Yeah, but food to feed 25,000+ people for several days? That is a massive undertaking. I understand even a little food helps but they still have to deal with the stink, lawlessness, and disease.
 
4:15 P.M. - (AP): Police say storm victims are being raped and beaten inside the New Orleans Convention Center.

About 15,200 people who had taken shelter at the convention center to await buses grew increasingly hostile.

Police Chief Eddie Compass says he sent in 88 officers to quell the situation at the building, but they were quickly beaten back by an angry mob.

Compass says, "We have individuals who are getting raped, we have individuals who are getting beaten."

He says tourists are walking in that direction and they are getting preyed upon.

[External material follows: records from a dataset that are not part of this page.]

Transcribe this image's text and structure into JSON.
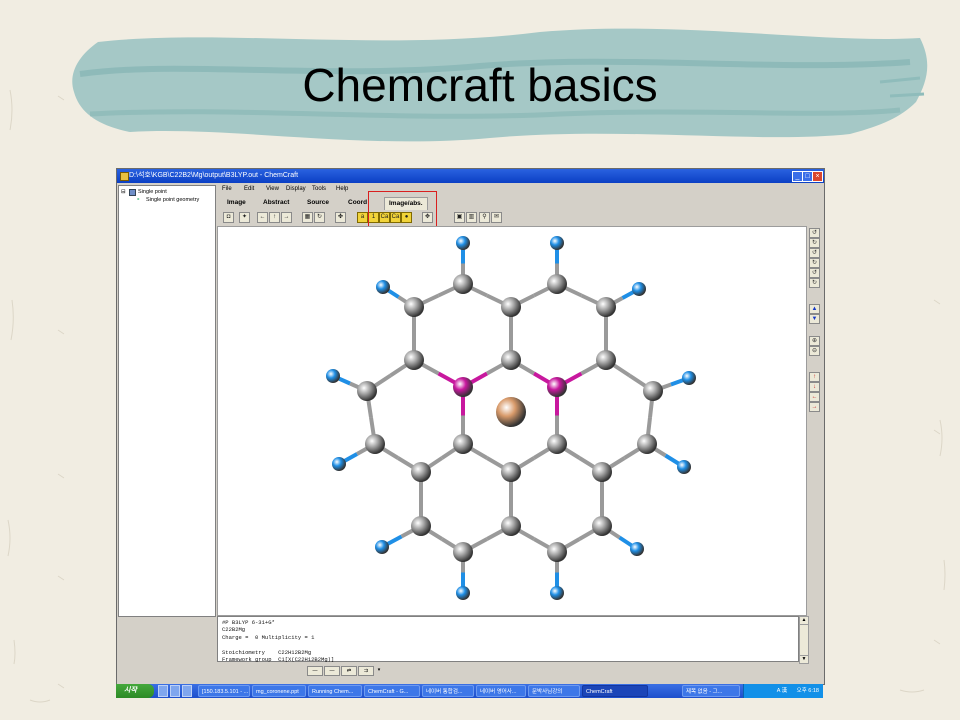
{
  "slide": {
    "title": "Chemcraft basics"
  },
  "window": {
    "title": "D:\\석호\\KGB\\C22B2\\Mg\\output\\B3LYP.out - ChemCraft",
    "minimize": "_",
    "maximize": "□",
    "close": "×"
  },
  "tree": {
    "root": "Single point",
    "child": "Single point geometry",
    "root_toggle": "⊟"
  },
  "menu": [
    "File",
    "Edit",
    "View",
    "Display",
    "Tools",
    "Help"
  ],
  "tabs": [
    "Image",
    "Abstract",
    "Source",
    "Coord",
    "Image/abs."
  ],
  "output": {
    "lines": [
      "#P B3LYP 6-31+G*",
      "C22B2Mg",
      "Charge =  0 Multiplicity = 1",
      "",
      "Stoichiometry    C22H12B2Mg",
      "Framework group  C1[X(C22H12B2Mg)]"
    ]
  },
  "toolbar_labels": {
    "buttons_group2": [
      "Ca",
      "Ca"
    ]
  },
  "molecule": {
    "colors": {
      "carbon": "#a6a6a6",
      "hydrogen": "#1f8fe6",
      "boron": "#c8189e",
      "magnesium": "#d89a6a"
    }
  },
  "taskbar": {
    "start": "시작",
    "tasks": [
      "[150.183.5.101 - ...",
      "mg_coronene.ppt",
      "Running Chem...",
      "ChemCraft - G...",
      "네이버 통합검...",
      "네이버 영어사...",
      "문박사님강의",
      "ChemCraft",
      "제목 없음 - 그..."
    ],
    "tray_lang": "A 漢",
    "tray_time": "오후 6:18"
  },
  "accent_color": "#d91f1f"
}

In hopes of defusing the unrest at the convention center, Mayor Ray Nagin gave the refugees permission to march across a bridge to the city's unflooded west bank for whatever relief they can find. But the bedlam appeared to make leaving difficult.
http://www.wwltv.com/local/stories/WWLBLOG.ac3fcea.html
 
Wasn't sure whether to post this in the looting thread or in here, but this is a bit disturbing. Study these and tell me what's wrong:

blackloot.jpg

whitefind.jpg
 
[quote name='Leavinhope']This is also sickening.

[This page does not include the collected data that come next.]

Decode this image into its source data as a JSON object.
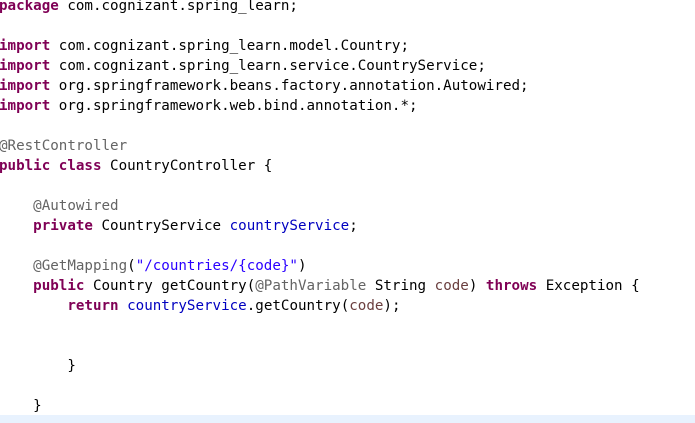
{
  "editor": {
    "lines": {
      "package_kw": "package",
      "package_name": " com.cognizant.spring_learn;",
      "import_kw": "import",
      "import1": " com.cognizant.spring_learn.model.Country;",
      "import2": " com.cognizant.spring_learn.service.CountryService;",
      "import3": " org.springframework.beans.factory.annotation.Autowired;",
      "import4": " org.springframework.web.bind.annotation.*;",
      "rest_controller": "@RestController",
      "public_kw": "public",
      "class_kw": "class",
      "class_name": " CountryController {",
      "autowired": "@Autowired",
      "private_kw": "private",
      "field_type": " CountryService ",
      "field_name": "countryService",
      "semicolon": ";",
      "get_mapping": "@GetMapping",
      "paren_open": "(",
      "mapping_path": "\"/countries/{code}\"",
      "paren_close": ")",
      "return_type": " Country getCountry(",
      "path_variable": "@PathVariable",
      "param_type": " String ",
      "param_name": "code",
      "param_close": ") ",
      "throws_kw": "throws",
      "exception": " Exception {",
      "return_kw": "return",
      "call_target": "countryService",
      "call_method": ".getCountry(",
      "call_arg": "code",
      "call_end": ");",
      "method_close": "}",
      "class_close": "}"
    }
  },
  "colors": {
    "keyword": "#7f0055",
    "annotation": "#646464",
    "field": "#0000c0",
    "string": "#2a00ff",
    "parameter": "#6a3e3e"
  }
}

http://www.msnbc.msn.com/id/9160710[/QUOTE]
God, I haven't been paying attention much to the hurricane, but that sounds awful. I don't understand why the rest of states aren't sending a bunch of National Guard or food/water. It makes no sense.
 
[quote name='zewone']God, I haven't been paying attention much to the hurricane, but that sounds awful. I don't understand why the rest of states aren't sending a bunch of National Guard or food/water. It makes no sense.[/QUOTE]
Not to sound cynical...but its probably because it's happening in the US. Anytime they talk about helping the poor, its sending money to some other country. We send millions to countries that get in trouble. But when something happens here, it doesn't affect foreign relations, so there's no incentive.
 
[quote name='zewone']God, I haven't been paying attention much to the hurricane, but that sounds awful. I don't understand why the rest of states aren't sending a bunch of National Guard or food/water. It makes no sense.[/QUOTE]

The governor said they're getting 12,000 with assurances of 40,000 and more if needed. Even with the war, why it took so long is another thing.